PATCH /items?id=eq.1
Content-Type: application/vnd.pgrst.json-patch

[
  { "op": "incr", "path": "/inventory", "value": 10 },
]

Path would refer to any column and the generated SQL would be like UPDATE items SET inventory = inventory + 10.

Later on we can extend this to add other operations, like mult, div, concat, etc.

JanKaul commented 4 months ago

Am I assuming correctly that the implementation would involve a new media type handler and a postgres implementation of jsonpatch?

What other steps would be required to implement this functionality as a builtin media type?

steve-chavez commented 4 months ago

@JanKaul I was thinking this should be a built-in media type handler in Haskell code (like the one used for application/vnd.pgrst.plan) but maybe it can be done as you say..

a new media type handler

We would need to finish https://github.com/PostgREST/postgrest/issues/2826 for that (media type handlers only work for Accept right now, not for Content-Type).

a postgres implementation of jsonpatch?

That one would be insufficient because it only works on JSON columns, the intention for increments was to work on int, bigint, any type really.
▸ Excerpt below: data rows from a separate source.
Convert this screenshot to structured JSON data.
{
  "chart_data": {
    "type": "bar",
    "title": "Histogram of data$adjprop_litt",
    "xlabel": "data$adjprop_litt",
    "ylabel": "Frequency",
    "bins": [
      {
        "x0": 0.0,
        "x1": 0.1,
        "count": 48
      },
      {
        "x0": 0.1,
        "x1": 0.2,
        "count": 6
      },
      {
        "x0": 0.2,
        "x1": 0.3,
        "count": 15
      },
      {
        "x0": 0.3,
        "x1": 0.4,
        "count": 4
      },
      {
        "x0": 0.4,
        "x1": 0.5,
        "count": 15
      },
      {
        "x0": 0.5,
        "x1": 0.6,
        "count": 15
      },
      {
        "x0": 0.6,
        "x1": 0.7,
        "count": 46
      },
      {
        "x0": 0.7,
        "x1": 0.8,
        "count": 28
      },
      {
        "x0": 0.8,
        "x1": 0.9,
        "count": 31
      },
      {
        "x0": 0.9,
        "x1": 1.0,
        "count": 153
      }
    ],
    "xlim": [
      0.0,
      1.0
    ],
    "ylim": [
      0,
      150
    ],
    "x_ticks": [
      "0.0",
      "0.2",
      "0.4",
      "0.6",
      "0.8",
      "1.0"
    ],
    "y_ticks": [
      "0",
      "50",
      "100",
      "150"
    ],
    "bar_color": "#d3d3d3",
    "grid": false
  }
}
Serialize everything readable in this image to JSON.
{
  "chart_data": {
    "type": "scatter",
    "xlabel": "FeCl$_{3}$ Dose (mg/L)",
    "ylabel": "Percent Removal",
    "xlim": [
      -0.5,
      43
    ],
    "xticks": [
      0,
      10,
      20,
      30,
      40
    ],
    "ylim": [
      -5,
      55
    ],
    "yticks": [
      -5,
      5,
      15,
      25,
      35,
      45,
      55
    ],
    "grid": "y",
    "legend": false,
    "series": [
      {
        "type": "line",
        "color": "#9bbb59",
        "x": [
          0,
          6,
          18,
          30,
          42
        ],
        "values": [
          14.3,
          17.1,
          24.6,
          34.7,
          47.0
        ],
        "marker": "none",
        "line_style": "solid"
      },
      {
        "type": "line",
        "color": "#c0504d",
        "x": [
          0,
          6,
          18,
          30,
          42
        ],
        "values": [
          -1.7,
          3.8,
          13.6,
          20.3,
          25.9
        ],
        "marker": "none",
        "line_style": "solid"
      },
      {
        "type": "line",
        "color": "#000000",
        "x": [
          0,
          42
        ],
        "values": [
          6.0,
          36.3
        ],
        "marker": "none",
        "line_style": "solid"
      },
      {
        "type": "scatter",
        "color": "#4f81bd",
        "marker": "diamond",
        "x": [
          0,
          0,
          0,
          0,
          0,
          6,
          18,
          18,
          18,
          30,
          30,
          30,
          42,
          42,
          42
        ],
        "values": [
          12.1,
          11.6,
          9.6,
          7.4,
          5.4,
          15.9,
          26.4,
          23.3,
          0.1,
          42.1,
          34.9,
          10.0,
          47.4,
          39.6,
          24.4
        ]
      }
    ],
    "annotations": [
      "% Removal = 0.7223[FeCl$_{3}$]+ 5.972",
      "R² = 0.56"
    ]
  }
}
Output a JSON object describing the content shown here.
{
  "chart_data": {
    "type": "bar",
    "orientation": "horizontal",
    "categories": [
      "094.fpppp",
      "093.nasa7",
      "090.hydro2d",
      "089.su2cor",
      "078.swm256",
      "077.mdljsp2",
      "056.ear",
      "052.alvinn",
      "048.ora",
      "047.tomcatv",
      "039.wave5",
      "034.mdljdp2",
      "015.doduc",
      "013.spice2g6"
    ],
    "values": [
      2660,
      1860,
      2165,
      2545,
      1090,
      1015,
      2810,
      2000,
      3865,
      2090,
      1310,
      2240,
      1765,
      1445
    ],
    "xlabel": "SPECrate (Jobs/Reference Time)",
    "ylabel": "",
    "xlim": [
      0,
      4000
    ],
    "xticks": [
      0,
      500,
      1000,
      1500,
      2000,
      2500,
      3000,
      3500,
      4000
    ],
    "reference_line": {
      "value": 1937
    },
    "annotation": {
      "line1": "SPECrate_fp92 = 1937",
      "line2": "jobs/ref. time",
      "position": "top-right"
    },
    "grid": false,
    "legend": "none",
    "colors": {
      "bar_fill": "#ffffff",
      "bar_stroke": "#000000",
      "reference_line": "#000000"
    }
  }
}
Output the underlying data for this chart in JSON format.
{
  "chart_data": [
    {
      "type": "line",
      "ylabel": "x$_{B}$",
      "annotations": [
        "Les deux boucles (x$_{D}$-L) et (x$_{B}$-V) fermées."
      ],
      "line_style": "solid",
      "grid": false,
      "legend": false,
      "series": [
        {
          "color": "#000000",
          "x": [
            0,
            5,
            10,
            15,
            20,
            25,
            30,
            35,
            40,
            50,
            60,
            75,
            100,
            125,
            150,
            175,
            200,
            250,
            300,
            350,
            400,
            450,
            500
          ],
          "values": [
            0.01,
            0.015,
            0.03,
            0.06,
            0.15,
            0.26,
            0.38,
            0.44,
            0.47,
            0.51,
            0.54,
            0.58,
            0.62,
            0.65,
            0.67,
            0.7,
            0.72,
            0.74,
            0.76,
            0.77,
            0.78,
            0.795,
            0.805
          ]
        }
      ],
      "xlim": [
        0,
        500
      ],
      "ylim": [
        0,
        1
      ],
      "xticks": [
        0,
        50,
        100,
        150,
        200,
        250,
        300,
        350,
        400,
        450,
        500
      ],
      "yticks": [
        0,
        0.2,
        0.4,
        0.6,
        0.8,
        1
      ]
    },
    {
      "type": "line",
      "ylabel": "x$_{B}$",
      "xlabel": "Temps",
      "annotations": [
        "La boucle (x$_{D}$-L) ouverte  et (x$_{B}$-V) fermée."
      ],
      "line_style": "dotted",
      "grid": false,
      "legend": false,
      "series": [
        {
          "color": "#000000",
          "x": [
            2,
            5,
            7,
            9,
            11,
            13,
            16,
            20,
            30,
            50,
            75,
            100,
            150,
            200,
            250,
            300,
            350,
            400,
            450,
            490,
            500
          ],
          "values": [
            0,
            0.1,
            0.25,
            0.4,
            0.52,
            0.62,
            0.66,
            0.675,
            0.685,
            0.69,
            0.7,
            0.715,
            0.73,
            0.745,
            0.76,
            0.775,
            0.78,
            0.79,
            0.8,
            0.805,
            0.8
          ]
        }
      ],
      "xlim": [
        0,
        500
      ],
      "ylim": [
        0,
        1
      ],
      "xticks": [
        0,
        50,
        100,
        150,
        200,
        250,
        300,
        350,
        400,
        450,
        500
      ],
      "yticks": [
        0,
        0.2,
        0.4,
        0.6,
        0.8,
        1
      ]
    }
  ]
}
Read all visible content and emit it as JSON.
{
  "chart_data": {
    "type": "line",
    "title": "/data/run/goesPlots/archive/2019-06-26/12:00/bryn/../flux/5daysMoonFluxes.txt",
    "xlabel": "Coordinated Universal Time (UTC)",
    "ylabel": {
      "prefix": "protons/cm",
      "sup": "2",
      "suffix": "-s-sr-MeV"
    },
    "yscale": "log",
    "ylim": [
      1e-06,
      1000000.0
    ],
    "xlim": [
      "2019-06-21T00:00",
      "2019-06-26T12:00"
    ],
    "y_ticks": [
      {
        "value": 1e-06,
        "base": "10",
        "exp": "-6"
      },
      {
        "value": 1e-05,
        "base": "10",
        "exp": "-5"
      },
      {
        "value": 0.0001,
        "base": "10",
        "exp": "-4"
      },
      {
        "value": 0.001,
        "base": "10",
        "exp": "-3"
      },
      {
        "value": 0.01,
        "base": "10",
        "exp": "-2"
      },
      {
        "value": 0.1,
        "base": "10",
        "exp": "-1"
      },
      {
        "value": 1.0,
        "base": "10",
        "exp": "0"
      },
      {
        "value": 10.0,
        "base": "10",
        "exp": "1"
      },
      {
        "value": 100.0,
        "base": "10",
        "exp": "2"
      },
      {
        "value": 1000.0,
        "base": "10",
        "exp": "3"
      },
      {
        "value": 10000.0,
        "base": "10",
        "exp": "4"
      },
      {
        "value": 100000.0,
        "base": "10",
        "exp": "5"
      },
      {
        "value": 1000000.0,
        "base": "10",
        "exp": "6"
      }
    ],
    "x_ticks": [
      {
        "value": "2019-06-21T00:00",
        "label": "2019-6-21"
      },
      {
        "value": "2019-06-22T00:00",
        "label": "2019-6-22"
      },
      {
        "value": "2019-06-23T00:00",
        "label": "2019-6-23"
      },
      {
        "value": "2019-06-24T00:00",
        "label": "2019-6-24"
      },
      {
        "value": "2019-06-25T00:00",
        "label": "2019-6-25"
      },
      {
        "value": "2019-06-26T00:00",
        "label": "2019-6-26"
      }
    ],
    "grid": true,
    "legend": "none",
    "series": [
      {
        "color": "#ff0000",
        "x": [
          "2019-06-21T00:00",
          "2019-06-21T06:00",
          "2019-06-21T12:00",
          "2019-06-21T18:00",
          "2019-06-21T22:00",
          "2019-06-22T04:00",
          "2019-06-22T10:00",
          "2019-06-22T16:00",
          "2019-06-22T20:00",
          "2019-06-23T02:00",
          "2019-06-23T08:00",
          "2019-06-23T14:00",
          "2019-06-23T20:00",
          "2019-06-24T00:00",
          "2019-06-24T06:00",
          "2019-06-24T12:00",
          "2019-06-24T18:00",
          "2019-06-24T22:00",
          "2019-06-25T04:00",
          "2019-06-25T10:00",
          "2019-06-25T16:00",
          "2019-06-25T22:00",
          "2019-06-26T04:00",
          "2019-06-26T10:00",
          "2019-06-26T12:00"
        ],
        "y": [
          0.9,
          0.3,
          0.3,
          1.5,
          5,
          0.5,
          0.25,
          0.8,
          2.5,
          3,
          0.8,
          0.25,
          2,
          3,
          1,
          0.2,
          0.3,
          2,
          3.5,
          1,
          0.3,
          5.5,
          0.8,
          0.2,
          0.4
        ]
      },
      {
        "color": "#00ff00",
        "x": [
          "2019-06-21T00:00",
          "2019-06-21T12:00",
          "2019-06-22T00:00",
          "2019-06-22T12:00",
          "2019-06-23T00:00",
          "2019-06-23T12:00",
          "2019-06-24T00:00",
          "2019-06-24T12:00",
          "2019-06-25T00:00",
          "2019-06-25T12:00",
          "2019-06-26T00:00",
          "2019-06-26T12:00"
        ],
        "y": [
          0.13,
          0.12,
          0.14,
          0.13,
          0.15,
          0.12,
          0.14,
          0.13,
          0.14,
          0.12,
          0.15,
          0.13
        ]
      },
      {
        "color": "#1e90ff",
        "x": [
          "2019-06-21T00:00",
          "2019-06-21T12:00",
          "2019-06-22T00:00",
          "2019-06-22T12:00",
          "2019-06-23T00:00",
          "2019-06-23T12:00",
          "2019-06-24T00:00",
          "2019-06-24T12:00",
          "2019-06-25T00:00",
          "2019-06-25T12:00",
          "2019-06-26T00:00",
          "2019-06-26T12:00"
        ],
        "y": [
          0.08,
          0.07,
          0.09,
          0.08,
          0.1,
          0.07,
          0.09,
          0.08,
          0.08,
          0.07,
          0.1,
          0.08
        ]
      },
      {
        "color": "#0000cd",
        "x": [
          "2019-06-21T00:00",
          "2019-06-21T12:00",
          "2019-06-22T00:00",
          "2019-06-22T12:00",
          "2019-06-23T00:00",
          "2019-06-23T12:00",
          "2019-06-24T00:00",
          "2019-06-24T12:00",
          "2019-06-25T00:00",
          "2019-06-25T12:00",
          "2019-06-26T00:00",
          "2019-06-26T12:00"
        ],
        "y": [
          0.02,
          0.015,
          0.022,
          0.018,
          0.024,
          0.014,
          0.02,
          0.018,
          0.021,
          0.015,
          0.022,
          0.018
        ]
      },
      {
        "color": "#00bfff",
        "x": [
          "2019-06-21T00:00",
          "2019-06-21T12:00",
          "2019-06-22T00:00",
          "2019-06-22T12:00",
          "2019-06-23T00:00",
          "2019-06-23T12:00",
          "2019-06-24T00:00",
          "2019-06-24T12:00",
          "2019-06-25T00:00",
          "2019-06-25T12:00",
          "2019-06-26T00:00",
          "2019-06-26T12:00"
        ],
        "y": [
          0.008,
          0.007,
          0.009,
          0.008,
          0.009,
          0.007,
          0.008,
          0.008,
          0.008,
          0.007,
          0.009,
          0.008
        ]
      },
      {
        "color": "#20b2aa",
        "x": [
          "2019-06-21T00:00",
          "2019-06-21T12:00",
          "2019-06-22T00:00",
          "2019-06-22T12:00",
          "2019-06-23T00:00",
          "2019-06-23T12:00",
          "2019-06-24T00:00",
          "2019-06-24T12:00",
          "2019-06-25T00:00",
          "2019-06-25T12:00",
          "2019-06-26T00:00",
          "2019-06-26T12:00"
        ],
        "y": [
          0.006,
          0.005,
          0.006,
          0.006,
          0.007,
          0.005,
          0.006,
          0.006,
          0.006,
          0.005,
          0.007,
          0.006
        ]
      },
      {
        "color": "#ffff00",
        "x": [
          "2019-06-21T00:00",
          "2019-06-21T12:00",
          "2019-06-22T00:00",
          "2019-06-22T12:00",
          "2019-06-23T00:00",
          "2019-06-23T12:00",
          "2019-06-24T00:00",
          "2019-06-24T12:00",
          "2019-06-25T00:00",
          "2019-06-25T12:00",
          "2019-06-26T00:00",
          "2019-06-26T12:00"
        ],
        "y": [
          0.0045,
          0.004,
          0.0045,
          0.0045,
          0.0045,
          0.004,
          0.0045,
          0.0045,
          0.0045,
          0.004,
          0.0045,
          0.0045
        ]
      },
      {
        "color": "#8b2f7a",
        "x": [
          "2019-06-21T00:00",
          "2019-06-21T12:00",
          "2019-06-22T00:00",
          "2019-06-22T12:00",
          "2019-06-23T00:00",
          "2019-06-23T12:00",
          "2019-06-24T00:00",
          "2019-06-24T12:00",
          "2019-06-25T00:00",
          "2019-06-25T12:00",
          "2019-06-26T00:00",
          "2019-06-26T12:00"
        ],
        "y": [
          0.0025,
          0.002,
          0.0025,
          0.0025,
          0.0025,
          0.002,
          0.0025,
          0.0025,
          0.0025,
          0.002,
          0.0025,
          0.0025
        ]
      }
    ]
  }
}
We already expose rows as "json documents", so it makes sense to allow json patch for all types of columns.

So we would need plpgsql/dynamic SQL on the function to generate the UPDATE. It could work...


On second thought, since this JSON patch is postgREST-specific it makes more sense to just have it as built-in handler.

JanKaul commented 4 months ago

That makes sense. Thanks for the clarification. I will have a look at the implementation of application/vnd.pgrst.plan.